Surpreendemo-nos, entretanto, ainda apegados a velhas concepções. Não é fácil abandonar arraigados paradigmas. Trafegamos, confusos, pelo método empírico-indutivo de Bacon, a filosofia analítica-dedutiva de Descartes, a física mecanicista de Newton, perplexos diante do espetáculo “pós-moderno” onde “tudo que é sólido se desmancha no ar”. Olhamos para trás, vemos o passado de nossas vidas, da história de nosso país e do mundo. Miramos em frente, desvendamos um futuro ideal, mesmo conscientes de que, quando ele se tornar presente, será diferente de nossas quimeras. O presente, sim, não passa de um ponto infinitamente pequeno, diminuta ponte entre o que foi e o que será.
Ainda assim, como conceber que o tempo não flui na direção do presente que se transmuta em passado ao prenunciar o futuro? Futuro que parece, hoje, condenado a perpetuar o presente. Quem se arrisca a predizer a morte do neoliberalismo? Ele parece tão sólido quanto o socialismo soviético encarado pelos teóricos de esquerda até meados da década de 1980. Ninguém, até aquela data, previu a queda do Muro de Berlim.
O que é, tem ares de eterno. Basta conferir o empenho dos que ocupam o topo da pirâmide social com a preservação glamorosa de suas formas físicas. O elixir da eterna juventude pode, enfim, ser adquirido em qualquer academia de ginástica. Falta apenas inventar o xarope que evite a imbecilização de quem não malha o espírito e pensa que cultura é cercar-se de sofisticada parafernália eletrônica, submergido pelos encantos sensitivos do mero entretenimento.
Agora, quando se constata que alguma coisa na esfera subatômica parece contradizer todas as leis, não apenas da dialética, mas também da natureza, o determinismo histórico passa ao museu da história das ideias. Recomenda-se cautela para que não se jogue fora Marx com a água da bacia. O impacto quântico é mais forte do que se pensa. O próprio Einstein relutou em aceitar os desafios da esfera quântica. Parecia-lhe intolerável a ideia de que um elétron exposto à radiação possa, “por sua livre vontade” – como disse ao físico alemão Max Born – escolher que direção tomar. Na esfera do infinitamente pequeno, a ciência é obrigada a ingressar no imprevisível e obscuro reino das probabilidades.

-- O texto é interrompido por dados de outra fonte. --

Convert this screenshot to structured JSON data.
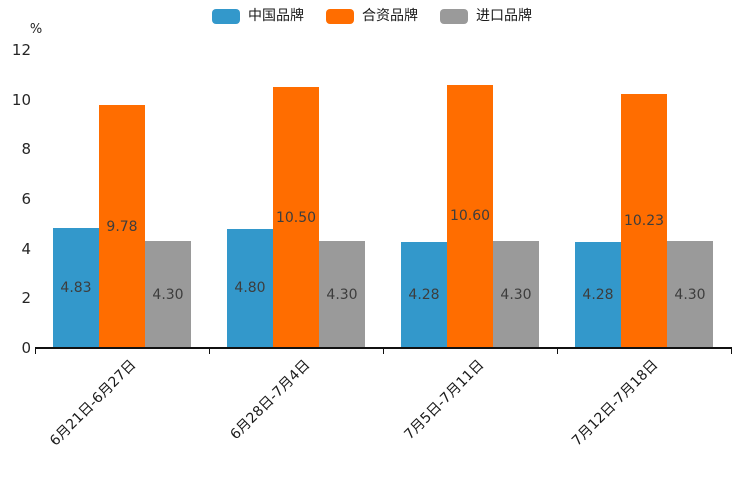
{
  "chart_data": {
    "type": "bar",
    "title": "",
    "xlabel": "",
    "ylabel": "%",
    "ylim": [
      0,
      12
    ],
    "y_tick_step": 2,
    "grid": false,
    "legend_position": "top-center",
    "value_label_decimals": 2,
    "categories": [
      "6月21日-6月27日",
      "6月28日-7月4日",
      "7月5日-7月11日",
      "7月12日-7月18日"
    ],
    "series": [
      {
        "name": "中国品牌",
        "color": "#3398CB",
        "values": [
          4.83,
          4.8,
          4.28,
          4.28
        ]
      },
      {
        "name": "合资品牌",
        "color": "#FF6D00",
        "values": [
          9.78,
          10.5,
          10.6,
          10.23
        ]
      },
      {
        "name": "进口品牌",
        "color": "#9A9A9A",
        "values": [
          4.3,
          4.3,
          4.3,
          4.3
        ]
      }
    ]
  },
  "colors": {
    "axis": "#111111",
    "tick_text": "#262626",
    "value_label_text": "#3d3d3d"
  }
}
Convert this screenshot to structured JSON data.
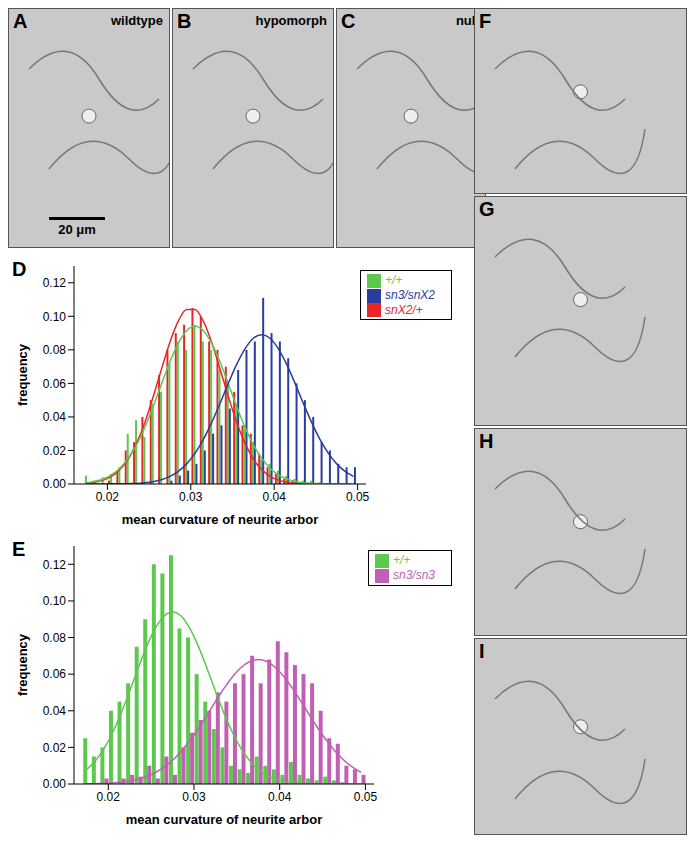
{
  "image_panels": [
    {
      "panel_label": "A",
      "text": "wildtype",
      "scale_bar": "20 μm"
    },
    {
      "panel_label": "B",
      "text": "hypomorph"
    },
    {
      "panel_label": "C",
      "text": "null"
    },
    {
      "panel_label": "F"
    },
    {
      "panel_label": "G"
    },
    {
      "panel_label": "H"
    },
    {
      "panel_label": "I"
    }
  ],
  "chart_data": [
    {
      "panel_label": "D",
      "type": "histogram",
      "x_label": "mean curvature of neurite arbor",
      "y_label": "frequency",
      "bins": [
        0.017,
        0.018,
        0.019,
        0.02,
        0.021,
        0.022,
        0.023,
        0.024,
        0.025,
        0.026,
        0.027,
        0.028,
        0.029,
        0.03,
        0.031,
        0.032,
        0.033,
        0.034,
        0.035,
        0.036,
        0.037,
        0.038,
        0.039,
        0.04,
        0.041,
        0.042,
        0.043,
        0.044,
        0.045,
        0.046,
        0.047,
        0.048,
        0.049,
        0.05
      ],
      "xlim": [
        0.016,
        0.051
      ],
      "xticks": [
        0.02,
        0.03,
        0.04,
        0.05
      ],
      "ylim": [
        0,
        0.13
      ],
      "yticks": [
        {
          "value": 0,
          "label": "0.00"
        },
        {
          "value": 0.02,
          "label": "0.02"
        },
        {
          "value": 0.04,
          "label": "0.04"
        },
        {
          "value": 0.06,
          "label": "0.06"
        },
        {
          "value": 0.08,
          "label": "0.08"
        },
        {
          "value": 0.1,
          "label": "0.10"
        },
        {
          "value": 0.12,
          "label": "0.12"
        }
      ],
      "legend": "upper right",
      "series": [
        {
          "name": "snX2/+",
          "color": "#e8262a",
          "values": [
            0,
            0,
            0,
            0.002,
            0.008,
            0.02,
            0.025,
            0.04,
            0.05,
            0.065,
            0.08,
            0.09,
            0.095,
            0.105,
            0.1,
            0.085,
            0.08,
            0.07,
            0.055,
            0.035,
            0.03,
            0.018,
            0.01,
            0.006,
            0.003,
            0.002,
            0.001,
            0,
            0,
            0,
            0,
            0,
            0
          ],
          "fit": [
            0.0005,
            0.0011,
            0.0023,
            0.0046,
            0.0086,
            0.0149,
            0.0244,
            0.0367,
            0.0522,
            0.0687,
            0.0846,
            0.0971,
            0.1041,
            0.1041,
            0.0971,
            0.0846,
            0.0687,
            0.0522,
            0.0367,
            0.0244,
            0.0149,
            0.0086,
            0.0046,
            0.0023,
            0.0011,
            0.0005,
            0.0002,
            0.0001,
            0,
            0,
            0,
            0,
            0
          ]
        },
        {
          "name": "+/+",
          "color": "#5cc84e",
          "values": [
            0.005,
            0.002,
            0.004,
            0.006,
            0.01,
            0.03,
            0.038,
            0.028,
            0.048,
            0.055,
            0.072,
            0.085,
            0.08,
            0.095,
            0.085,
            0.08,
            0.068,
            0.06,
            0.048,
            0.035,
            0.025,
            0.015,
            0.012,
            0.008,
            0.005,
            0.003,
            0.002,
            0.002,
            0.001,
            0,
            0,
            0,
            0
          ],
          "fit": [
            0.0008,
            0.0016,
            0.003,
            0.0055,
            0.0094,
            0.0154,
            0.0234,
            0.0339,
            0.0462,
            0.0598,
            0.0729,
            0.0839,
            0.0914,
            0.094,
            0.0914,
            0.0839,
            0.0729,
            0.0598,
            0.0462,
            0.0339,
            0.0234,
            0.0154,
            0.0094,
            0.0055,
            0.003,
            0.0016,
            0.0008,
            0.0004,
            0.0002,
            0.0001,
            0,
            0,
            0
          ]
        },
        {
          "name": "sn3/snX2",
          "color": "#2a3d9e",
          "values": [
            0,
            0,
            0,
            0,
            0,
            0,
            0,
            0,
            0,
            0,
            0.002,
            0.005,
            0.008,
            0.012,
            0.02,
            0.03,
            0.035,
            0.045,
            0.068,
            0.08,
            0.085,
            0.111,
            0.09,
            0.085,
            0.075,
            0.06,
            0.05,
            0.04,
            0.025,
            0.02,
            0.012,
            0.01,
            0.01
          ],
          "fit": [
            0,
            0,
            0,
            0.0001,
            0.0001,
            0.0002,
            0.0003,
            0.0007,
            0.0014,
            0.0025,
            0.0045,
            0.0075,
            0.012,
            0.0183,
            0.0265,
            0.0366,
            0.048,
            0.06,
            0.0713,
            0.0806,
            0.0869,
            0.089,
            0.0869,
            0.0806,
            0.0713,
            0.06,
            0.048,
            0.0366,
            0.0265,
            0.0183,
            0.012,
            0.0075,
            0.0045
          ]
        }
      ]
    },
    {
      "panel_label": "E",
      "type": "histogram",
      "x_label": "mean curvature of neurite arbor",
      "y_label": "frequency",
      "bins": [
        0.017,
        0.018,
        0.019,
        0.02,
        0.021,
        0.022,
        0.023,
        0.024,
        0.025,
        0.026,
        0.027,
        0.028,
        0.029,
        0.03,
        0.031,
        0.032,
        0.033,
        0.034,
        0.035,
        0.036,
        0.037,
        0.038,
        0.039,
        0.04,
        0.041,
        0.042,
        0.043,
        0.044,
        0.045,
        0.046,
        0.047,
        0.048,
        0.049,
        0.05
      ],
      "xlim": [
        0.016,
        0.051
      ],
      "xticks": [
        0.02,
        0.03,
        0.04,
        0.05
      ],
      "ylim": [
        0,
        0.13
      ],
      "yticks": [
        {
          "value": 0,
          "label": "0.00"
        },
        {
          "value": 0.02,
          "label": "0.02"
        },
        {
          "value": 0.04,
          "label": "0.04"
        },
        {
          "value": 0.06,
          "label": "0.06"
        },
        {
          "value": 0.08,
          "label": "0.08"
        },
        {
          "value": 0.1,
          "label": "0.10"
        },
        {
          "value": 0.12,
          "label": "0.12"
        }
      ],
      "legend": "upper right",
      "series": [
        {
          "name": "+/+",
          "color": "#5cc84e",
          "values": [
            0.025,
            0.015,
            0.02,
            0.04,
            0.045,
            0.055,
            0.075,
            0.09,
            0.12,
            0.115,
            0.125,
            0.085,
            0.08,
            0.06,
            0.045,
            0.03,
            0.02,
            0.01,
            0.008,
            0.006,
            0.015,
            0.01,
            0.008,
            0.005,
            0.012,
            0.005,
            0.003,
            0.002,
            0.004,
            0.002,
            0.001,
            0,
            0
          ],
          "fit": [
            0.0079,
            0.0127,
            0.0193,
            0.028,
            0.0387,
            0.0507,
            0.0634,
            0.0753,
            0.0851,
            0.0918,
            0.094,
            0.0918,
            0.0851,
            0.0753,
            0.0634,
            0.0507,
            0.0387,
            0.028,
            0.0193,
            0.0127,
            0.0079,
            0.0047,
            0.0026,
            0.0015,
            0.0007,
            0.0003,
            0.0002,
            0.0001,
            0,
            0,
            0,
            0,
            0
          ]
        },
        {
          "name": "sn3/sn3",
          "color": "#c25fb3",
          "values": [
            0,
            0,
            0.003,
            0,
            0.003,
            0.005,
            0.004,
            0.01,
            0.003,
            0.015,
            0.005,
            0.02,
            0.028,
            0.035,
            0.04,
            0.05,
            0.045,
            0.055,
            0.06,
            0.07,
            0.055,
            0.068,
            0.078,
            0.072,
            0.065,
            0.06,
            0.055,
            0.04,
            0.025,
            0.022,
            0.01,
            0.008,
            0.005
          ],
          "fit": [
            0.0001,
            0.0002,
            0.0003,
            0.0006,
            0.001,
            0.0016,
            0.0027,
            0.0042,
            0.0063,
            0.0092,
            0.013,
            0.0178,
            0.0236,
            0.0302,
            0.0375,
            0.045,
            0.0522,
            0.0586,
            0.0636,
            0.0669,
            0.068,
            0.0669,
            0.0636,
            0.0586,
            0.0522,
            0.045,
            0.0375,
            0.0302,
            0.0236,
            0.0178,
            0.013,
            0.0092,
            0.0063
          ]
        }
      ]
    }
  ]
}
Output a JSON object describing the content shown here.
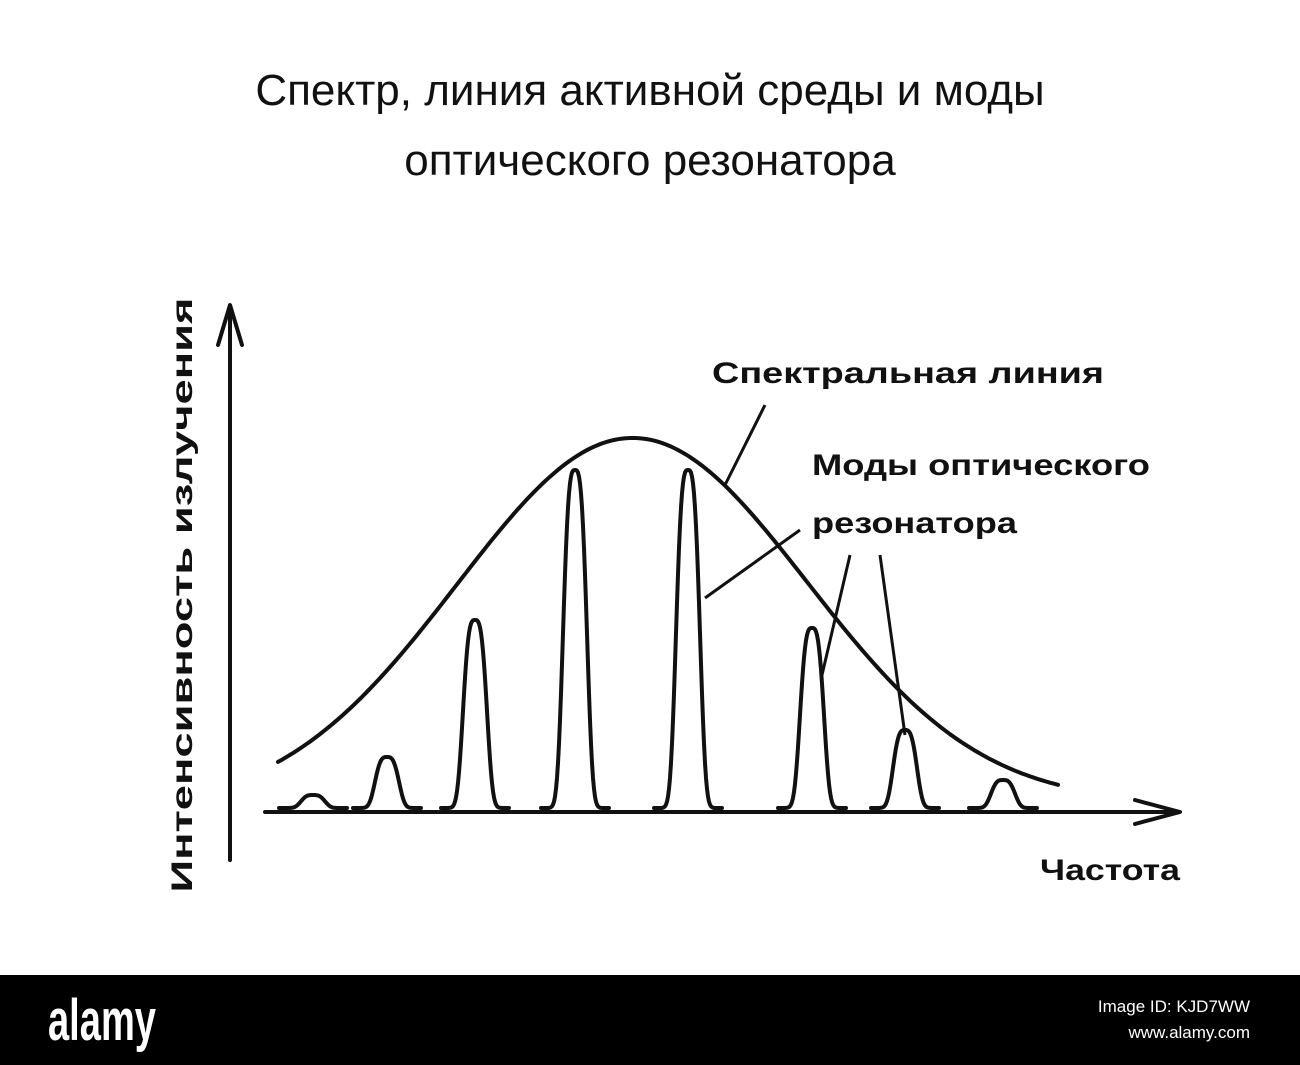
{
  "title_lines": [
    "Спектр, линия активной среды и моды",
    "оптического резонатора"
  ],
  "diagram": {
    "spectral_line_label": "Спектральная линия",
    "modes_label_lines": [
      "Моды оптического",
      "резонатора"
    ],
    "y_axis_label": "Интенсивность излучения",
    "x_axis_label": "Частота"
  },
  "watermark": {
    "brand": "alamy",
    "image_id": "Image ID: KJD7WW",
    "site": "www.alamy.com"
  }
}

O princípio da indeterminação, descoberto por outro físico alemão, Werner Heisenberg, revoluciona nossa percepção da natureza e da história. E nos faz tomar consciência de que, na natureza, a incerteza quântica não se faz presente apenas nas partículas subatômicas. Bilhões de anos após a predominância quântica no alvorecer do Universo, um estranho e inteligente fenômeno despontaria dotado de imprevisibilidade inerente a seu livre-arbítrio: os seres humanos.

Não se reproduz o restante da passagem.